The Angola Debt and Stock Exchange (Bodiva; in portuguese: Bolsa de Dívida e Valores de Angola) is a stock exchange in Angola, which is based in Luanda. First announced in 2006, the Stock Exchange was hoping to open during the first quarter of the 2008 fiscal year, though in August 2008 Aguinaldo Jaime said that the launch would be "a task for the next government... maybe late 2008 or the beginning of 2009".

Due in part to the effects of the credit crunch, the earlier intention for the Angola Stock Exchange to open in early 2009 has been further delayed, with current indications that it was scheduled to open in 2010, with the intention to list 10 companies.

However in July 2013, Archer Mangueira, chairman of the Capital Markets Commission of Angola, said that Angola plans to start the Angola Stock Exchange trading on 2016.

On December 19, 2014, the Capital Market in Angola started. BODIVA (Angola Securities and Debt Stock Exchange, in English) received the secondary public debt market, and it is expected to start the corporate debt market by 2015, but the stock market should only be a reality in 2016.

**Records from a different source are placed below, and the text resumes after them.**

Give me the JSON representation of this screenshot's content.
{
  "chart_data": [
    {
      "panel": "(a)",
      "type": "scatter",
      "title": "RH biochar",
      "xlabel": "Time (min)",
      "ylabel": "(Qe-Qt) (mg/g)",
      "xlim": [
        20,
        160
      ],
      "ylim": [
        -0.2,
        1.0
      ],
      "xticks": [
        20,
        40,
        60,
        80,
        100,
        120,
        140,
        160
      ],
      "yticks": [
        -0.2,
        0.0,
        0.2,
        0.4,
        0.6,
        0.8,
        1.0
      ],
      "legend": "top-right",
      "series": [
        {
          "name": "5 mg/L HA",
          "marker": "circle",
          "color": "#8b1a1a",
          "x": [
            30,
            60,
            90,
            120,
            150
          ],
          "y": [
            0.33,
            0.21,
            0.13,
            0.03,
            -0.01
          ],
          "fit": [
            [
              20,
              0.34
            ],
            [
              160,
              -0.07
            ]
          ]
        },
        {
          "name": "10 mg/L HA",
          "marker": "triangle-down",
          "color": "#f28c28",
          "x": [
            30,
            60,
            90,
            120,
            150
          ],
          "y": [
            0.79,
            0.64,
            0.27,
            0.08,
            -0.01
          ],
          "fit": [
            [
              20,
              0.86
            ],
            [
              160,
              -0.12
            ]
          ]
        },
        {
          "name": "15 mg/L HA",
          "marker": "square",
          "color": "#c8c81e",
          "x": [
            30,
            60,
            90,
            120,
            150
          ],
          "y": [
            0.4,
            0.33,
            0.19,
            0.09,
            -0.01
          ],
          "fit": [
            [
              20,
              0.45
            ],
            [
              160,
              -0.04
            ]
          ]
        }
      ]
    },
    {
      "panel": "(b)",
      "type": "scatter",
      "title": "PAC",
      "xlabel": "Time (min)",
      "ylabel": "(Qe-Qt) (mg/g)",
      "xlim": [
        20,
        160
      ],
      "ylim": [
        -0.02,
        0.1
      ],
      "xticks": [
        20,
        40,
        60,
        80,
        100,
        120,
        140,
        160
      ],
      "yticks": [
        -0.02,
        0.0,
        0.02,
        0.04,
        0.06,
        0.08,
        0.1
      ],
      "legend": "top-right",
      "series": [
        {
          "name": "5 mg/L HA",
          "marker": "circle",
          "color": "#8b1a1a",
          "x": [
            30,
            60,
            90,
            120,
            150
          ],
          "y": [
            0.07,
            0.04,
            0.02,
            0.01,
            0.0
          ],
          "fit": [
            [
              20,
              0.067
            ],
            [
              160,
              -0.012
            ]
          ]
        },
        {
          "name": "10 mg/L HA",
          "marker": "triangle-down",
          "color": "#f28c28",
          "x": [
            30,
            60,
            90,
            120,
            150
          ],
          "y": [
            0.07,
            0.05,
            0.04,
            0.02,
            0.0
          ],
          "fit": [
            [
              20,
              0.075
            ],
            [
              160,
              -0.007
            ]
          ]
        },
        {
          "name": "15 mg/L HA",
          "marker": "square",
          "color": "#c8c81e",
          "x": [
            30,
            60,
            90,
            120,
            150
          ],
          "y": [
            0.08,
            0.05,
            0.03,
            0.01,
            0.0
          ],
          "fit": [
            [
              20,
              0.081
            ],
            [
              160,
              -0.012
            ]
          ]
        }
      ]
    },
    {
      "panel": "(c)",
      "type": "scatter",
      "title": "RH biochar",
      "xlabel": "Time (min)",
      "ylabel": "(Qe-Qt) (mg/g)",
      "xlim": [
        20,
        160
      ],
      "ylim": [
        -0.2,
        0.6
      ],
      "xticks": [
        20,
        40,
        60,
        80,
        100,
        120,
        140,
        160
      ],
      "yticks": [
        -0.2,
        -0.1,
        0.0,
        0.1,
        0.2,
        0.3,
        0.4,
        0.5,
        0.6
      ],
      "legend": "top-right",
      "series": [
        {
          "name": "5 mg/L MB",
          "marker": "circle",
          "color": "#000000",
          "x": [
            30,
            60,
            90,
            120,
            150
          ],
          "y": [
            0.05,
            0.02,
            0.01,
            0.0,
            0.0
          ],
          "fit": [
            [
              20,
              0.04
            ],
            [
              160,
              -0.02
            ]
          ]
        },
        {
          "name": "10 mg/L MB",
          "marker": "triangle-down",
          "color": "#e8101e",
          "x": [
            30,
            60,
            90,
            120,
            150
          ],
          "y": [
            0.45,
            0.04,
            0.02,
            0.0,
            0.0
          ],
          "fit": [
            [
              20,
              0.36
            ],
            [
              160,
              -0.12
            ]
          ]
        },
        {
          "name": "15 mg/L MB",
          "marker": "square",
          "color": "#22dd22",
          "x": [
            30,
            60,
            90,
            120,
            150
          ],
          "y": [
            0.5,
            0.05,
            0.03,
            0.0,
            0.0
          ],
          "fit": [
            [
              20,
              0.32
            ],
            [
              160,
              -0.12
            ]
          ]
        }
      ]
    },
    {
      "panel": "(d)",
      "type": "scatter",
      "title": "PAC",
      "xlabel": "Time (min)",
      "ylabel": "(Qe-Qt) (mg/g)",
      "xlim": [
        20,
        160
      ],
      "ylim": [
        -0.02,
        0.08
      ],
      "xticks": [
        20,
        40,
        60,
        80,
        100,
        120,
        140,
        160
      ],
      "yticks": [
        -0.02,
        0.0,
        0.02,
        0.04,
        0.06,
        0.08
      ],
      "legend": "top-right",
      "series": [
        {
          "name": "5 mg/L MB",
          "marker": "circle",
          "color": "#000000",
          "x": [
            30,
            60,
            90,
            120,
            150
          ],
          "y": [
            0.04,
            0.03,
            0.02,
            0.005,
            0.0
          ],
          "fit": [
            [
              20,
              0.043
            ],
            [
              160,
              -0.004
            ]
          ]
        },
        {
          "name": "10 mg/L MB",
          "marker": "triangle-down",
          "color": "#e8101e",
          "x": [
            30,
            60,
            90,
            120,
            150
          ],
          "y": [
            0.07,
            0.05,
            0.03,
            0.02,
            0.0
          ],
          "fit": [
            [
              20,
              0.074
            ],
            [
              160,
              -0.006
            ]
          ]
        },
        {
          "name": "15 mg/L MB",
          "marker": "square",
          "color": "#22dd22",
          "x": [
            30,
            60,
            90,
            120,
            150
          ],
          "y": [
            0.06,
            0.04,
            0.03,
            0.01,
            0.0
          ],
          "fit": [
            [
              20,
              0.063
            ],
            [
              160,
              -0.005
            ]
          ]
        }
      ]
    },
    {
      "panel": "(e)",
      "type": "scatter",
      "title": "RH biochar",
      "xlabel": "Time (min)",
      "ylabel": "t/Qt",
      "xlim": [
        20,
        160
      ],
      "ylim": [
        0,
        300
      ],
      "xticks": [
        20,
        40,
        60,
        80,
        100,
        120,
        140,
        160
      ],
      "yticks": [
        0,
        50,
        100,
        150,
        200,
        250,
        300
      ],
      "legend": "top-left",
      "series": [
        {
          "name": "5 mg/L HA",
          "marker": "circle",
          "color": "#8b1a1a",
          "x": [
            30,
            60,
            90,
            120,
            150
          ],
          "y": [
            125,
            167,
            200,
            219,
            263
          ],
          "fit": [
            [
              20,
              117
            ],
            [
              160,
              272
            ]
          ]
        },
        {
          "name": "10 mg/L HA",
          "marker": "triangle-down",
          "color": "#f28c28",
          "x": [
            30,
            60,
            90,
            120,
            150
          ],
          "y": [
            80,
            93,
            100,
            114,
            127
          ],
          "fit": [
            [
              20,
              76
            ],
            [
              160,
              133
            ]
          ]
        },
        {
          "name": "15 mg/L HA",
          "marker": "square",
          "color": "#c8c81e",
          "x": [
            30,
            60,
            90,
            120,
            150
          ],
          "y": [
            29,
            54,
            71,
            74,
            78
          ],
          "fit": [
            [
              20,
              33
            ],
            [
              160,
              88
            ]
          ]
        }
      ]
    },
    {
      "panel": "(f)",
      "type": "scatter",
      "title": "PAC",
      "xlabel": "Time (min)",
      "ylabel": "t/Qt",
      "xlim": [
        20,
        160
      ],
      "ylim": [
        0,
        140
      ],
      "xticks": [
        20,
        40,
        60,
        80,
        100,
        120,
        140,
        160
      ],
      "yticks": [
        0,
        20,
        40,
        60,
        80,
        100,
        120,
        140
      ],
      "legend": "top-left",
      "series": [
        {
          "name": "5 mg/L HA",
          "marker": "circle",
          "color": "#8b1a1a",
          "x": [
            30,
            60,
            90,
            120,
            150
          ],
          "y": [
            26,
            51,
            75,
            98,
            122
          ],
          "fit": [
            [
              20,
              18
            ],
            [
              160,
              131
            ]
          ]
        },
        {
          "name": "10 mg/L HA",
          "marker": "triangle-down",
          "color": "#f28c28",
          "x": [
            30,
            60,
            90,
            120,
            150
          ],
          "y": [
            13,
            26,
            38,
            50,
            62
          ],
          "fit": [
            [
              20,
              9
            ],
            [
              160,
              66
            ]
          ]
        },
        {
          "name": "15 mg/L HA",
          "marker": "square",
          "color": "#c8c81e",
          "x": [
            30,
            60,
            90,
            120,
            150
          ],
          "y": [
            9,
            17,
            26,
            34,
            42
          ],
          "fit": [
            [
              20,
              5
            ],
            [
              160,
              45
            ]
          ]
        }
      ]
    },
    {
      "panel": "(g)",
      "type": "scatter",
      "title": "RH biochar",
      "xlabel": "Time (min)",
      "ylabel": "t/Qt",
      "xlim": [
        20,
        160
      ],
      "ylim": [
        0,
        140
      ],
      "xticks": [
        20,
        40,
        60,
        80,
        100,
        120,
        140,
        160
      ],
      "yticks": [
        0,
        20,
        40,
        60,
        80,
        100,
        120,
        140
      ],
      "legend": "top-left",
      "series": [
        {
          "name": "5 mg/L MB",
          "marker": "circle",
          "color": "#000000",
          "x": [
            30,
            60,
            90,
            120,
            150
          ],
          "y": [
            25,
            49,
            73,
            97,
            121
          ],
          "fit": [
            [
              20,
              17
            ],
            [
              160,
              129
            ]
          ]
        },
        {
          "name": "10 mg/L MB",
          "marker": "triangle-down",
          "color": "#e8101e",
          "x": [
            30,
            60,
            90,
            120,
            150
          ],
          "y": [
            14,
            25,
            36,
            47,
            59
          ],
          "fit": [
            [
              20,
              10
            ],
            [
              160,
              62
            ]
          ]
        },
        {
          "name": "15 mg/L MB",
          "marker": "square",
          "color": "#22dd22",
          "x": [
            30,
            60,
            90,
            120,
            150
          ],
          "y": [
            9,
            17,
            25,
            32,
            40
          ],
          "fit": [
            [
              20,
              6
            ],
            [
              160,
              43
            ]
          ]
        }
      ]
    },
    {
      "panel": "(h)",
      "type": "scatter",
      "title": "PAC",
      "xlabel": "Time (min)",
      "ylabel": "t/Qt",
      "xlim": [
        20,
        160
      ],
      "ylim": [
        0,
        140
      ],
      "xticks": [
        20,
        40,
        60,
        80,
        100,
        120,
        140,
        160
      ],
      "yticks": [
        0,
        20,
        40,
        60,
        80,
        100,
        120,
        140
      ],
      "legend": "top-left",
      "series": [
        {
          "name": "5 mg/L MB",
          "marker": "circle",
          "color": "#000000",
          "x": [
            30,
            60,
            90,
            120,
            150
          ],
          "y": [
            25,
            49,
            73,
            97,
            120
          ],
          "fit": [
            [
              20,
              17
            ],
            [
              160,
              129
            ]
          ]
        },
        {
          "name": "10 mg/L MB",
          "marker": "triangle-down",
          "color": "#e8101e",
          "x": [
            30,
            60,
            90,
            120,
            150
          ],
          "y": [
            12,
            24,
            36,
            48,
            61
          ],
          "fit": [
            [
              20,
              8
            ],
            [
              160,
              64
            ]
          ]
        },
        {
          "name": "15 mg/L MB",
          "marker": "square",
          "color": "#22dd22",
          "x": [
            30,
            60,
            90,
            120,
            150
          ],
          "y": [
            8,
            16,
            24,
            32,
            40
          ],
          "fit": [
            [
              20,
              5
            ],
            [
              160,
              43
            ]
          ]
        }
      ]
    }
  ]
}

Walter Pacheco resigned as Chairman of the executive committee of BODIVA in February 2025 after almost four years in office. He was replaced on a temporary basis by Cristina Lourenço who was the longest serving member of the executive committee. Unfortunately this was controversial as Cristina was the daughter of the Angolan President, João Lourenço.

Lourenço was then appointed CEO of BODIVA for a four-year term that ends in 2028.